W-band folded-waveguide traveling-wave tube with dual electron beams and H-plane power combining

Traveling-wave tubes (TWTs) are widely applied in radar, imaging, and military systems owing to their excellent amplification characteristics. Miniaturization and integration are critical to the future of TWTs, with multi-channel slow-wave structures (SWSs) forming the foundation for their realization in high-power vacuum electronic devices.

To provide design insights for multi-channel TWTs and simultaneously enhance their output power, a W-band folded-waveguide TWT with dual electron beams and H-plane power combining was proposed.

Three-dimensional electromagnetic simulations in CST were conducted to verify the high-frequency characteristics, electric field distribution, and amplification performance of the proposed SWS, thereby confirming the validity of the design.

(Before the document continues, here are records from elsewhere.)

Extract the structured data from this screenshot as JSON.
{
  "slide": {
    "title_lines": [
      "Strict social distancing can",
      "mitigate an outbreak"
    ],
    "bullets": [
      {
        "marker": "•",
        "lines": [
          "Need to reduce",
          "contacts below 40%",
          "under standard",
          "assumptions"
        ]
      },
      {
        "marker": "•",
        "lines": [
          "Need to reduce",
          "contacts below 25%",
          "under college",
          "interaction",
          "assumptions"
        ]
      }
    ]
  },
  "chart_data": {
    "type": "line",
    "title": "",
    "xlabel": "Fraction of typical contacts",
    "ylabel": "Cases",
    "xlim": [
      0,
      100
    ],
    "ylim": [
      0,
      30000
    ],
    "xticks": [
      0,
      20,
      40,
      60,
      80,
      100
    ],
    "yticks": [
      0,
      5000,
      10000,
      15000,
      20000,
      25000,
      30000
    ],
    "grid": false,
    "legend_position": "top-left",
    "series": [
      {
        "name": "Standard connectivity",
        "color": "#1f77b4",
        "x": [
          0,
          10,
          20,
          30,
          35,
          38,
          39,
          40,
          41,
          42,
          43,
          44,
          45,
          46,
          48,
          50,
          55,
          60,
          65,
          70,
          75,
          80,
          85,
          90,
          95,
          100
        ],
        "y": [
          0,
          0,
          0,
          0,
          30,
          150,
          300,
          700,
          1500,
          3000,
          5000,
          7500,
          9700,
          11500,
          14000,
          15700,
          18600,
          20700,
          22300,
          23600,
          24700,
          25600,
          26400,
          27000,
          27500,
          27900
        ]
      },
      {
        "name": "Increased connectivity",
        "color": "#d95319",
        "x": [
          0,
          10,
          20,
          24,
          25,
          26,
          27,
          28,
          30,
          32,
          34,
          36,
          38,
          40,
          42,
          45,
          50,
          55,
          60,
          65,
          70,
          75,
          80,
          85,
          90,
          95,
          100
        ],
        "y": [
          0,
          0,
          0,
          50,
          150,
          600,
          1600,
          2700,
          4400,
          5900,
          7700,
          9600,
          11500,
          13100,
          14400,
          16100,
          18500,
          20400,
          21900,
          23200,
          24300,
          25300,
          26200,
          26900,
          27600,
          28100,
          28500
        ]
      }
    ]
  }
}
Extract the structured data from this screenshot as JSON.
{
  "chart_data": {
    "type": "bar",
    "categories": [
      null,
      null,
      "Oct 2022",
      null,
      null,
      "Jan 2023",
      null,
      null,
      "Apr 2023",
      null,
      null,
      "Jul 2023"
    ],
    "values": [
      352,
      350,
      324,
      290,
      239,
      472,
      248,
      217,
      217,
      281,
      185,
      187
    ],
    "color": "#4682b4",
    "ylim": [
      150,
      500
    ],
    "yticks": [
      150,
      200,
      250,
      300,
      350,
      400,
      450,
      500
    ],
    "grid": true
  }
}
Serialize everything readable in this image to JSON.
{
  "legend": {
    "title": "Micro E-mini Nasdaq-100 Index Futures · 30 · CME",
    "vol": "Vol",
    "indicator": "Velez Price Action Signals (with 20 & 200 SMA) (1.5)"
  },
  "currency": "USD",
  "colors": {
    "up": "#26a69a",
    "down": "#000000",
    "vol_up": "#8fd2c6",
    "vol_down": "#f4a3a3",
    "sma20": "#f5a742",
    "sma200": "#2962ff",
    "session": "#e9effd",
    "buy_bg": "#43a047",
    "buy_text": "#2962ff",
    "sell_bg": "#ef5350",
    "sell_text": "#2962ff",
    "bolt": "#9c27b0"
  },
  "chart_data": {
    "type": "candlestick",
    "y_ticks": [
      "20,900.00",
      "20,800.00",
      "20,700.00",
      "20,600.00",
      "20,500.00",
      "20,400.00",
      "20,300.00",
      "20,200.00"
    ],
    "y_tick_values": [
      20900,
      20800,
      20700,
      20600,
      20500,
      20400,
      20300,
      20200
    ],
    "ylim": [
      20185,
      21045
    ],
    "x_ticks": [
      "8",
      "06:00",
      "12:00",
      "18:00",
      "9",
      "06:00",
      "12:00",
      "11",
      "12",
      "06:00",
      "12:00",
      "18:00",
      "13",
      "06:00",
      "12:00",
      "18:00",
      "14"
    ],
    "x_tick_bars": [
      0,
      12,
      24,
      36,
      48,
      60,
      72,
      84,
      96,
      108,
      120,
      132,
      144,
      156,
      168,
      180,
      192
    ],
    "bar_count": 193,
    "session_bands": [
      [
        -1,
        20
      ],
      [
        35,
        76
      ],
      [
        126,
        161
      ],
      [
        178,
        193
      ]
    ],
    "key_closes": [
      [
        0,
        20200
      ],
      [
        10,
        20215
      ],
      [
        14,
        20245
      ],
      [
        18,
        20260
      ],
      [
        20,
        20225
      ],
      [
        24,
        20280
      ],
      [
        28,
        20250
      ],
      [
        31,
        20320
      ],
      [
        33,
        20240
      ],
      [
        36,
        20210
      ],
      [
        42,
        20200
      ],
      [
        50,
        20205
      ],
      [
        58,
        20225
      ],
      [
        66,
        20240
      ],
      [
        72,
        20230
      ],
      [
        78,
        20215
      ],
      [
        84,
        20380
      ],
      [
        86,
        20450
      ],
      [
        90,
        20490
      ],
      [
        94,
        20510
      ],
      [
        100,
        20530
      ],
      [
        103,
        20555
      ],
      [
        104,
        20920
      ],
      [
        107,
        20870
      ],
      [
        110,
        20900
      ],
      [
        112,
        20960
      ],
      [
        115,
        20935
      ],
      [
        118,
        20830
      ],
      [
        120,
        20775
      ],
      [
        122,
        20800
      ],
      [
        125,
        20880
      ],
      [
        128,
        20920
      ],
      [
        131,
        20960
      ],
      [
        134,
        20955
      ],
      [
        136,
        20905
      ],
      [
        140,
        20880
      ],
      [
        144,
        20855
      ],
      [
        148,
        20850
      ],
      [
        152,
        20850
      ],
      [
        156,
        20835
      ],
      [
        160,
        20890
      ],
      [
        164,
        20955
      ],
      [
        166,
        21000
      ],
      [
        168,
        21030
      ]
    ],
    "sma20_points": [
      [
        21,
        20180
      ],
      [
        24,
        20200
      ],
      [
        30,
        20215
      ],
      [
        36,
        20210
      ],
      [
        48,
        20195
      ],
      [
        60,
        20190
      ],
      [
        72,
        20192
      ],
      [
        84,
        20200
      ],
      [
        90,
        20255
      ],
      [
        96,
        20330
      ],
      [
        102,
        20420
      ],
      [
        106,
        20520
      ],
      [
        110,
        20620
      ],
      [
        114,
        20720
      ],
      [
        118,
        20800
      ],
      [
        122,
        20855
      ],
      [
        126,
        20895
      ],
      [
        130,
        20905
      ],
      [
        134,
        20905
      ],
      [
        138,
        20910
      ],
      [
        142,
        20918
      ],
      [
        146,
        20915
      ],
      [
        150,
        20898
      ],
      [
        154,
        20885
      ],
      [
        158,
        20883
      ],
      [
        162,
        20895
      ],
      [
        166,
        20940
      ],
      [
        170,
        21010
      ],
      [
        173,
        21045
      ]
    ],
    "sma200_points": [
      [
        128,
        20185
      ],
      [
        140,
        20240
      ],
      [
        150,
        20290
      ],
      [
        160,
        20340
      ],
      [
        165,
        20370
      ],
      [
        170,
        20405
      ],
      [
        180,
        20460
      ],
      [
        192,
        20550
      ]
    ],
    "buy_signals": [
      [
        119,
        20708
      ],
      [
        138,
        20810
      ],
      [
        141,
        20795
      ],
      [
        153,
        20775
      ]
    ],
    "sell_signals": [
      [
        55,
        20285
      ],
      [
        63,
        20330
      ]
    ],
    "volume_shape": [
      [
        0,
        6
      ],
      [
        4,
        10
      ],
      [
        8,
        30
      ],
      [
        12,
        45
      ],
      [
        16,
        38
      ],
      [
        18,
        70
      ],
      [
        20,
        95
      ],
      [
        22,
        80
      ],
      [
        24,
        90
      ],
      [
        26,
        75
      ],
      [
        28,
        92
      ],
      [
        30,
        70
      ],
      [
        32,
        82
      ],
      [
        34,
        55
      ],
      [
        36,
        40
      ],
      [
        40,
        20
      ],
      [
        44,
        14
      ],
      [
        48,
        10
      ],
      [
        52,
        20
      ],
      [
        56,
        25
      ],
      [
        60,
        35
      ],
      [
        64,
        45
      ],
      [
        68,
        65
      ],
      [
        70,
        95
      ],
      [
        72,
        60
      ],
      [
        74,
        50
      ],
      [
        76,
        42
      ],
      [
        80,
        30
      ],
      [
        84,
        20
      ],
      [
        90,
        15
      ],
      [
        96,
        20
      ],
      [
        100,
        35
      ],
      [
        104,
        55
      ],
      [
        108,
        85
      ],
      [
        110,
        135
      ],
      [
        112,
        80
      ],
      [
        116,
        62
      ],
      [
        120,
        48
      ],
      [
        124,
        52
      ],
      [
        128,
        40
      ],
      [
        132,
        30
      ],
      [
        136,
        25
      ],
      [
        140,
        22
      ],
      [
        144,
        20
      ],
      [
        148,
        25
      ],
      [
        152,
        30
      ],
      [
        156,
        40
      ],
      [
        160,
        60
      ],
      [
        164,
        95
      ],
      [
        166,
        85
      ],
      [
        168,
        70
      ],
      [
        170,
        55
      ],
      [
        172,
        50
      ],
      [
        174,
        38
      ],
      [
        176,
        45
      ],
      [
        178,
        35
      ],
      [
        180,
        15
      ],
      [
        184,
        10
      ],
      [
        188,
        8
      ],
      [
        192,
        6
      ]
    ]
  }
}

Results indicate that the designed TWT achieves a transmission bandwidth of 10 GHz. With an electron beam voltage of 17.9 kV and a current of 0.35 A, the output power reaches 450 W at 94 GHz, corresponding to an efficiency of 7.18% and a gain of 23.5 dB. Moreover, under fixed beam voltage and current, the TWT delivers over 200 W output power across 91–99 GHz, with a 3 dB bandwidth of 91–98.5 GHz. The particle voltage distribution after modulation further validates the mode analysis.

These results demonstrate the feasibility of compact dual-beam power-combining structures and provide useful guidance for the design of future multi-channel TWTs.